Capers had his guys play set roles within his thick...and predictable....playbook, mostly confusing his own guys.

Pettine will use KILL (Keep it Likable and Learnable).

I expect we will see as much 4 man DL fronts as 3 and 2 man fronts this year. Iron Mike, Kenny, Mo, Dean and Adams will provide many options to "like".

marpag1's picture

Why not just post a link to the original (and much better) version of this article written by Zach Kruse four days ago?

https://packerswire.usatoday.com/2018/06/01/packers-prioritizing-interio...

kevgk's picture

I think the people who clamored that the edge rush is the greatest need when all we had on corner was Tramon and King, before aquiring Wilkerson, are all stuck a few years behind with the NFL. To beat good QBs nowadays, you need good corners and good defensive lineman. You can't just have a dominant edge guy and a dominant middle linebacker carrying a poor roster anymore. Just look at the Cowboys defense last year with Sean Lee and DeMarcus Lawrance.

Cory Jennerjohn's picture

Great point. And the thinking has always been that defensive linemen create space for the edge rushers to make plays.

If the defensive linemen are athletic and able, give them the reins.

LambeauPlain's picture

It is easy to forget Adams was one of the top rated D lineman in the draft in 2017.

While his injuries and lack of experience with Capers thick playbook kept him mostly off the field last year...I fully expect he had plenty of reps in the weight room.

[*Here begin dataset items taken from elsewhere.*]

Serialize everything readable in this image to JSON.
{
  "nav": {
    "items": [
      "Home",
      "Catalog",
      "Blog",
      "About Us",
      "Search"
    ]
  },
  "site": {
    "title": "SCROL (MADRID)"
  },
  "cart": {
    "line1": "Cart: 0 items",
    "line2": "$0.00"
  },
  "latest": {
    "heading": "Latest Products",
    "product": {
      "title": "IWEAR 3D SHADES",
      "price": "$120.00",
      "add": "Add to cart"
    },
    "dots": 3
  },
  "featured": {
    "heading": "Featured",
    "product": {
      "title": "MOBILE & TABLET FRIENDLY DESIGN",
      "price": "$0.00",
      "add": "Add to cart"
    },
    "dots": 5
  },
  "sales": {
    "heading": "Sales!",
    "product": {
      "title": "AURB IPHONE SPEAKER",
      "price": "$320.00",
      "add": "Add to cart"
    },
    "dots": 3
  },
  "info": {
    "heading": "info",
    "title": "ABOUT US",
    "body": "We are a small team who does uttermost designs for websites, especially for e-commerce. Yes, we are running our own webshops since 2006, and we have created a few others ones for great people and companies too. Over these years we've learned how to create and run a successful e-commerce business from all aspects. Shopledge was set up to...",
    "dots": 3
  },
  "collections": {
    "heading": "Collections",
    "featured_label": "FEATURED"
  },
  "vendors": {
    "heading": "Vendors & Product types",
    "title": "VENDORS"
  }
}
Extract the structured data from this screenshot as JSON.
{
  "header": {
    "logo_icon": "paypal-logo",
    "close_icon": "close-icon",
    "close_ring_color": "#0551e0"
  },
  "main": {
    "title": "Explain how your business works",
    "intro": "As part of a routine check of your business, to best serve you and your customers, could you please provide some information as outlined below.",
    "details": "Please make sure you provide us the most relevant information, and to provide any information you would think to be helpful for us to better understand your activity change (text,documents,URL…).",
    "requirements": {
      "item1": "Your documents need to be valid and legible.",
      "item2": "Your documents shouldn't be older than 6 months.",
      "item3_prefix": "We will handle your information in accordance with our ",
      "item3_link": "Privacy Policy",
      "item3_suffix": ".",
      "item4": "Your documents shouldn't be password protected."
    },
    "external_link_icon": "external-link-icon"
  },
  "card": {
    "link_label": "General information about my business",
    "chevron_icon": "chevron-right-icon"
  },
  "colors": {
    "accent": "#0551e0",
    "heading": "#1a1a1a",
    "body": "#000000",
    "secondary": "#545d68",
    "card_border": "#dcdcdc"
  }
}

I am very excited to see what he can add to the mix.

PatrickGB's picture

I don’t see it. Clark was not known in college as a pass rush guy. I don’t expect a big leap from him in that area. Mt. Adams has shown nothing. Daniels is above average as noted in “Top 100 ratings” from NFL network. Lowery is ok. Mo has been on the decline. Lots of wishful thinking going on here. Let’s wait until the pads are on to see. Ok?

Spock's picture

Patrick, Clark was used as a typical nose tackle in college, so not likely to get sacks. Many times fans will point out that a player who was great in college isn't so good in the NFL. IMHO you are doing the opposite argument. To say Clark wasn't a "pass rush guy" in college has NOTHING to do with what he is now doing. Different scheme, different DC, and Clark has gotten more mature physically (he was always ahead of the curve mentally which is why I believe the Packers drafted him) and he had sacks big time in his last games last season. Mt. Adams was injured most of last year so of course he "showed nothing". Mo is on a one year 'prove it' deal and he's reunited with his old coach so I expect him to bring it as he's still physically in his prime. I "get it", not sure why you don't?
It's your opinion but mine's about 180° from yours. That's cool; this is why we have a discussion board to use as a forum. I agree with waiting until the pads are on to see, but at this time of the year all we have is speculation, "wishful thinking" -to use your phrase, and trying to anticipate how everything will turn out. I prefer to be optimistic as I believe that Pettine will make a big difference for our defense this year. Just my two cents.

dobber's picture

Pass rush up the gut makes QBs use their feet and most QBs make more mistakes on the move than not. There aren't that many QBs out there who are better playmakers on the move than they are in the pocket (the Packers have arguably the best one).

The question is: do the Packers have the ability to contain enough to collapse the pocket and contain mobile QBs, or will mobile QBs just squirt out to the perimeter and run?

Lare's picture

I'm sure there are still a lot of adjustments going on with the defense as Pettine adapts his scheme to allow for the talents of the players he has to work with. It's also an ongoing process throughout the season as teams deal with the inevitable injuries. And then there's the possibility of Gutekunst adding players to fill holes on the starting lineup and roster.

It will be interesting to watch what happens in training camp, and then through the early part of the season.

TheBigCheeze's picture

....I don't care where the pressure comes from......JUST BRING IT!!!!!

Jamie Freier's picture

Getting off the field on 3rd and long, you say? Marvelous!